Gender and Sexuality Studies Program, Bard Translation and Translatability Initiative, and Asian Studies Program Present
Gender, Sexuality, and Feminism in Pakistani Urdu Writing
Tuesday, April 18, 2023
Olin Humanities, Room 102
5:00 pm – 6:30 pm EDT/GMT-4
5:00 pm – 6:30 pm EDT/GMT-4
Amina Yaqin, University of Exeter, Associate Professor of World Literature
My book offers a new understanding of progressive women’s poetry in Urdu and the legacy of postcolonial politics. It underlines Urdu’s linguistic hybridities, the context of the zenana, reform, and rekhti to illustrate how the modernising impulse under colonial rule impacted women as subjects in textual form.

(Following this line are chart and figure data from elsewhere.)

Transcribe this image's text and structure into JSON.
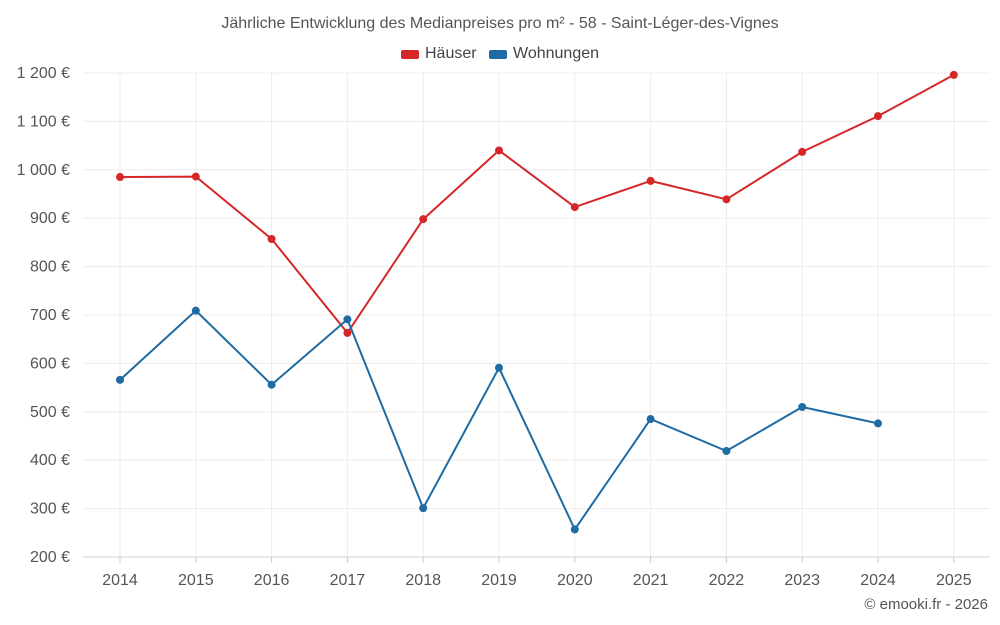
{
  "chart_data": {
    "type": "line",
    "title": "Jährliche Entwicklung des Medianpreises pro m² - 58 - Saint-Léger-des-Vignes",
    "x": [
      "2014",
      "2015",
      "2016",
      "2017",
      "2018",
      "2019",
      "2020",
      "2021",
      "2022",
      "2023",
      "2024",
      "2025"
    ],
    "series": [
      {
        "name": "Häuser",
        "color": "#d62728",
        "values": [
          985,
          986,
          857,
          663,
          898,
          1040,
          923,
          977,
          939,
          1037,
          1111,
          1196
        ]
      },
      {
        "name": "Wohnungen",
        "color": "#1f6ba3",
        "values": [
          566,
          709,
          556,
          691,
          301,
          591,
          257,
          485,
          419,
          510,
          476,
          null
        ]
      }
    ],
    "ylim": [
      200,
      1200
    ],
    "y_ticks": [
      200,
      300,
      400,
      500,
      600,
      700,
      800,
      900,
      1000,
      1100,
      1200
    ],
    "y_tick_labels": [
      "200 €",
      "300 €",
      "400 €",
      "500 €",
      "600 €",
      "700 €",
      "800 €",
      "900 €",
      "1 000 €",
      "1 100 €",
      "1 200 €"
    ],
    "grid": true,
    "legend_position": "top-center",
    "xlabel": "",
    "ylabel": ""
  },
  "credit": "© emooki.fr - 2026"
}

My argument draws on genealogies of gender in Urdu literary culture from the canonical texts for sharif women from Mirat-ul Arus to Umrao Jan Ada that need to be looked at alongside women’s diaries and autobiographies so that we have an overall picture of gendered lives from imaginative fiction, memoirs and biographies.The influence of the Left, Marxist thought and resistance against colonial rule fired the Progressive Writers Movement in the 1930s. In post-Partition Pakistan, despite the disintegration of the Progressive Writers Movement and the official closure of the Left in Pakistan, I argue that an exceptional legacy can be found in the voices of distinctive women poets including Ada Jafri, Zehra Nigah, Sara Shagufta, Parvin Shakir, Fahmida Riaz and Kishwar Naheed. Their poems offer new metaphors and symbols borrowing from feminist thought and a hybrid Islamicate culture. Riaz and Naheed joined forces with the women’s movement in Pakistan in the 1980s and caused some discomfort amongst Urdu literary circles with their writing. Celebrated across both sides of the border, their poetry and politics is less well known than the verse of the progressive poet par excellence Faiz Ahmed Faiz or the hard hitting lyrics of Habib Jalib. The book demonstrates how they manipulate and appropriate a national language as mother tongue speakers to enunciate a middle ground between the sacred and secular. In doing so they offer a new aesthetic that is inspired by activism and influenced by feminist philosophy.